When faced with a capital criminal and challenged to condemn her to death, Jesus instead said, “I do not condemn you” (John 8:11).
Responsibility, consequences, and society’s appropriate response to crime are embodied in incarceration for the reasons I’ve mentioned.
The reason people believe in punishment by death is mainly because it seems like justice for the man’s acts. But full justice and the death penalty has already been dealt. So society must look elsewhere for appropriate consequences and rationales to deal with criminals. I have named a few of them.
Go back and read my posts unless you're just trigger-happy. I have offered a number of effective alternatives and valid deterrents.
OK, just for you: effective incarceration itself is a deterrent. Valid reasons for incarceration include restraint (protection of society from dangerous criminals - the #1 job of government), restitution when possible, voluntary rehabilitation, forced productivity to pay for one's stay at the Big House, all of which can serve as added deterrents.
Your rhetorical question is easily answered simply because self-defense and the defense of others, like killing in a war, is quite different from the deliberate sentence of punishment by death by a court of law based on a written penal code.
I have said nothing of the sort - just the opposite. Go back and read my posts on this thread and quit wasting my time.
The full text of John chapter 8 reveals that the crime and sin were adultery, not murder, in this case. Further, the scribes and Pharisees were using the woman as a means to imperil Jesus’s ministry on Earth. He responded by challenging the accusers, who then dissipated.
The lesson was more about the accusers than the accused.
I do find it interesting that you assert to know the minds of those who support the death penalty - asserting that they believe in it because it “seems like justice”. You then assert that the death penalty has already been dealt - despite the fact that all are born sinners, and thus subject to eternal death regardless of what they choose to do in their life. It is only by turning away from one’s sinful nature through Christ that one can avert that sentence.
Having read your posts, I must admit I fail to see the “reasons” you cite for your opinion. What I see is the assertion, as though it were self-evident. That is why I asked for your rationale.
We disagree, FRiend.
I gave you the rationale you asked. Because you don’t like the answer you act like I didn’t offer one or need to offer something else.
Of course we disagree. That’s OK. What I am saying goes against the status quo, popular culture, mode-o-day conventional wisdom, and like many in the past who have done the same, understand that people don’t necessarily like new, innovative ideas that challenge long-held, but unexamined or unquestioned beliefs.

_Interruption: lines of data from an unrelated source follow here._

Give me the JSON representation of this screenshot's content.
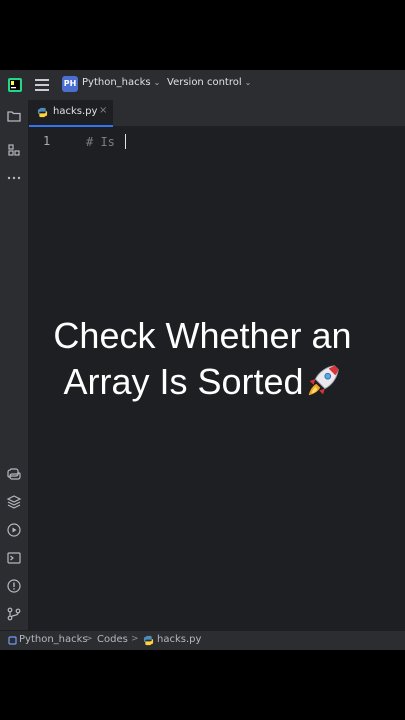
{
  "topbar": {
    "project_badge": "PH",
    "project_name": "Python_hacks",
    "vcs_label": "Version control",
    "chevron": "⌄"
  },
  "tab": {
    "label": "hacks.py",
    "close": "×"
  },
  "editor": {
    "line_number": "1",
    "code_text": "# Is "
  },
  "statusbar": {
    "breadcrumbs": [
      "Python_hacks",
      "Codes",
      "hacks.py"
    ],
    "separator": ">"
  },
  "overlay": {
    "line1": "Check Whether an",
    "line2": "Array Is Sorted"
  },
  "icons": {
    "left_toolbar_top": [
      "folder-icon",
      "structure-icon",
      "more-icon"
    ],
    "left_toolbar_bottom": [
      "python-console-icon",
      "layers-icon",
      "services-icon",
      "terminal-icon",
      "problems-icon",
      "git-icon"
    ],
    "emoji": "rocket-icon"
  },
  "colors": {
    "ide_bg": "#2b2d30",
    "editor_bg": "#1e1f22",
    "accent": "#3574f0",
    "project_badge": "#4a6fd0"
  }
}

I understand and don’t hold it against anyone. I’m sure I’m the same way when something new comes along that challenges my paradigm. But even though it is uncomfortable sometimes, I know whatever the truth is, I’m better off learning it.
Jesus never said anything about not facing punishment for crimes. Your understanding of Scripture is deeply flawed.
“And as another post said, recidivism is simply more evidence that we have a broken penal Code and Prison System that doesnt place Restraint (protection of society against dangerous criminals) at the top of the list of why we incarcerate criminals.”
What is it that you are suggesting? That we simply let all criminals run free with no consequences for their criminal actions? Prisons cost money. Too much money.